Ich denke an Internet und Recht. Um bei der Medizin zu bleiben: Wann braucht man die Einwilligung von Patienten, wenn sie ihre Daten zur Verfügung stellen? Das sind ethische und juristische Fragen, die durch Professuren im Land Berlin bisher nicht abgedeckt sind. Ein anderes Beispiel ist die digitale Lexikographie. Der Duden wird nicht mehr neu aufgelegt, da es sich wirtschaftlich nicht mehr lohnt. Dennoch ist das lexikographische Wissen um Sprache sehr wichtig. Das sind auch Linguisten gefordert.

Wird auch E-Government erforscht, wo es um die Verbesserung von Verwaltungsabläufen geht? Berlin hat dabei großen Nachholbedarf.

Das wird ein Thema der digitalen Strategie sein, aber nicht in erster Line bei den einzurichtenden Professuren. Aus meiner Sicht handelt es sich nicht um eine wissenschaftliche Fragestellung, sondern mehr um eine Umsetzung- und Bereitschaftsfrage. Der Rückstand der Verwaltungseinheiten in Berlin ist so hoch, dass es schon ein großer Gewinn für alle wäre, wenn sie auf das aktuell mögliche Niveau gebracht würden.

Bei den Professuren handelt es sich durchgehend um Juniorprofessuren. Warum?

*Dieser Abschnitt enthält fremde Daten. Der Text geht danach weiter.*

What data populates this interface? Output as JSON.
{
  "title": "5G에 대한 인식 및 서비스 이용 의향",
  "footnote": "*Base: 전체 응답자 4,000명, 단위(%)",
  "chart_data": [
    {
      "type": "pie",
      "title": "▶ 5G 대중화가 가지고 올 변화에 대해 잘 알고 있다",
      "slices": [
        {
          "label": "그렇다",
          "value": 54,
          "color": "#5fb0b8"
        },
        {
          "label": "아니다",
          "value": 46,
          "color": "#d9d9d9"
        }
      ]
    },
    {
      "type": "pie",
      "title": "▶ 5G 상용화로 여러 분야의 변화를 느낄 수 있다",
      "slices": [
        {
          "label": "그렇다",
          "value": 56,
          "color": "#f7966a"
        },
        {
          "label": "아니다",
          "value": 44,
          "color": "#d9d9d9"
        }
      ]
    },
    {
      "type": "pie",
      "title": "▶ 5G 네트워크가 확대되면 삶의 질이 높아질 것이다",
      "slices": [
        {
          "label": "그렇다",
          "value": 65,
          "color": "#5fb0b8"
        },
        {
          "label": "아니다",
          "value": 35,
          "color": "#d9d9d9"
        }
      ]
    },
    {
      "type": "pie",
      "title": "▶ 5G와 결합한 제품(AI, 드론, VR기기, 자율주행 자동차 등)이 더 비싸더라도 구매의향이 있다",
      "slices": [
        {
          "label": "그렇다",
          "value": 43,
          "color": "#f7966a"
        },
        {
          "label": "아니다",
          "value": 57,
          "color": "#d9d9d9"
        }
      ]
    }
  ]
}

Das hat damit zu tun, dass die Finanzierung zu großen Teilen aus der Wirtschaft kommen soll. Gedacht ist an folgenden Schlüssel:  Zwei Drittel private Mittel und ein Drittel Geld vom Land. Juniorprofessuren haben den Vorteil, dass sie zunächst für sechs Jahre befristet sind. Für längere Zeiträume würde man von Firmen keine Geldzusagen bekommen. Wir veranschlagen dabei pro Professur insgesamt 100 000 Euro pro Jahr. Die Juniorprofessuren werden jetzt an allen Hochschulen der Stadt eingerichtet. Dabei sollen sie nach inhaltlichen Kriterien, also anhand der vorhandenen Disziplinen der jeweiligen Hochschule, angesiedelt werden. Industrie 4.0 ist sicher ein Thema für die TU, Internet und Recht passt dagegen eher an eine andere Universität. Die Fachhochschulen sollen ebenso beteiligt werden wie die Universität der Künste.

Was passiert nach sechs Jahren?

Es ist daran gedacht, zumindest einen Teil der Professuren danach zu verstetigen.

Haben die Firmen ihre Finanzierung an Bedingungen geknüpft?

Die Unternehmen haben sicher Interesse an vielen Fragen, aber sie haben keinen direkten Einfluss auf das, was erforscht wird. Noch sind wir am Einsammeln der Mittel. Denkbar und wünschenswert ist, dass sich Mittelstandsfirmen zusammentun und zu dritt oder zu viert eine Professur finanzieren. Gerade für den Mittelstand sind die Herausforderungen der Digitalisierung enorm wichtig. Diese Firmen wissen aber oft nicht, wie sie die angehen sollen. Das können wir hoffentlich ändern.

Mit neuen Professuren wird es auch mehr Kapazitäten in der Lehre geben. Wie wollen Sie mehr Studierende in der Informatik anlocken? Tendenziell mangelt es da eher an Interessenten, das Fach ist in Berlin deswegen NC-frei.

Es ist richtig, dass das Fach an der TU Berlin NC-frei ist. Wir haben zwar sehr viele Anfänger, aber die Nachfrage in der Wirtschaft ist nochmal größer. Mit den zusätzlichen Professuren können wir jedenfalls mehr Studierende betreuen. Hoffentlich erkennen viele Studieninteressierte Digitalisierung als Chance und entscheiden sich für das Fach. Ich könnte mir auch vorstellen, dass neue Studiengänge eingeführt werden. Eine Idee wäre ein Studiengang „Automatisieren in der Industrie“, der auf die Anforderungen der Industrie 4.0 vorbereitet. Das braucht aber seine Zeit.

Muss sich die Lehre in den traditionellen Ingenieurstudiengängen im Zuge der Digitalisierung ebenfalls ändern?

Natürlich. Ob man nun neue Studiengänge auflegt oder Ingenieurstudiengänge stärker mit Informatikinhalten verbindet, wird sich zeigen. Der Maschinenbau wird auch noch internationaler werden müssen, etwa durch die Vermittlung von interkulturellen Kompetenzen. Wer in der Produktion erfolgreich sein will, muss auch Sprache, Kultur und Geschichte von wichtigen Industrieländern kennen. Da denke ich beispielsweise an China.